I don't even know that she's a follower of God. She's a delightful person and she and I have always gotten along well but she's never indicated any faith to me so far in the almost year that we've worked together. But today she came to my office for some documents and she came in. She'd just found out about my demotion and began to speak to me. I expressed how much this has hurt me and voiced feelings of failure even though on another level I don't' feel like I've done anything wrong. She told me to look at her; then she said that I have done nothing wrong.
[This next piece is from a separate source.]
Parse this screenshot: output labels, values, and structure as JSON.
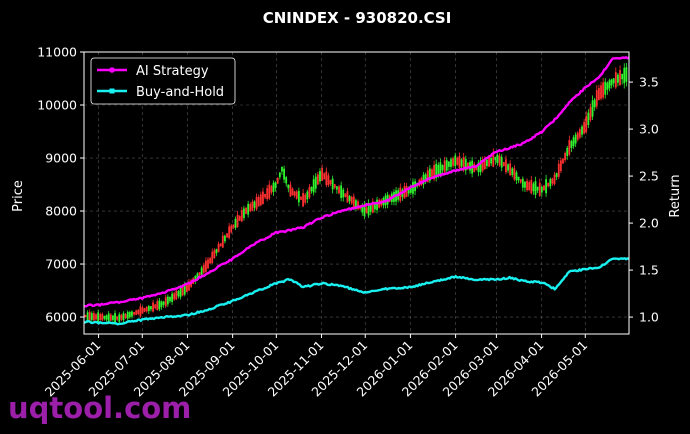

She said that because that detainee died 3 weeks after we sent him to the acute hospital, everyone was looking for someone on whom to blame the death.  She said that, unfortunately, that someone ended up being myself and the former warden. She told me that I'm a lot like the former warden in that we both give everything we've got, put our entire hearts into our jobs, which is why my heart is now broken. But she told me that she wants me to know that she knows I've done right and respects me tremendously and wants to make sure that I know that several people in "high positions" respect me as well. Then she went off into how this is bad company to work for because they treat their people wrong. After she left my spirit felt encouraged. The despair with which I'd been struggling was lifted. It was as if God spoke through her right to my heart and said the words I so needed to hear.  

Have you ever experienced a time when it seemed like God spoke through someone else directly to you?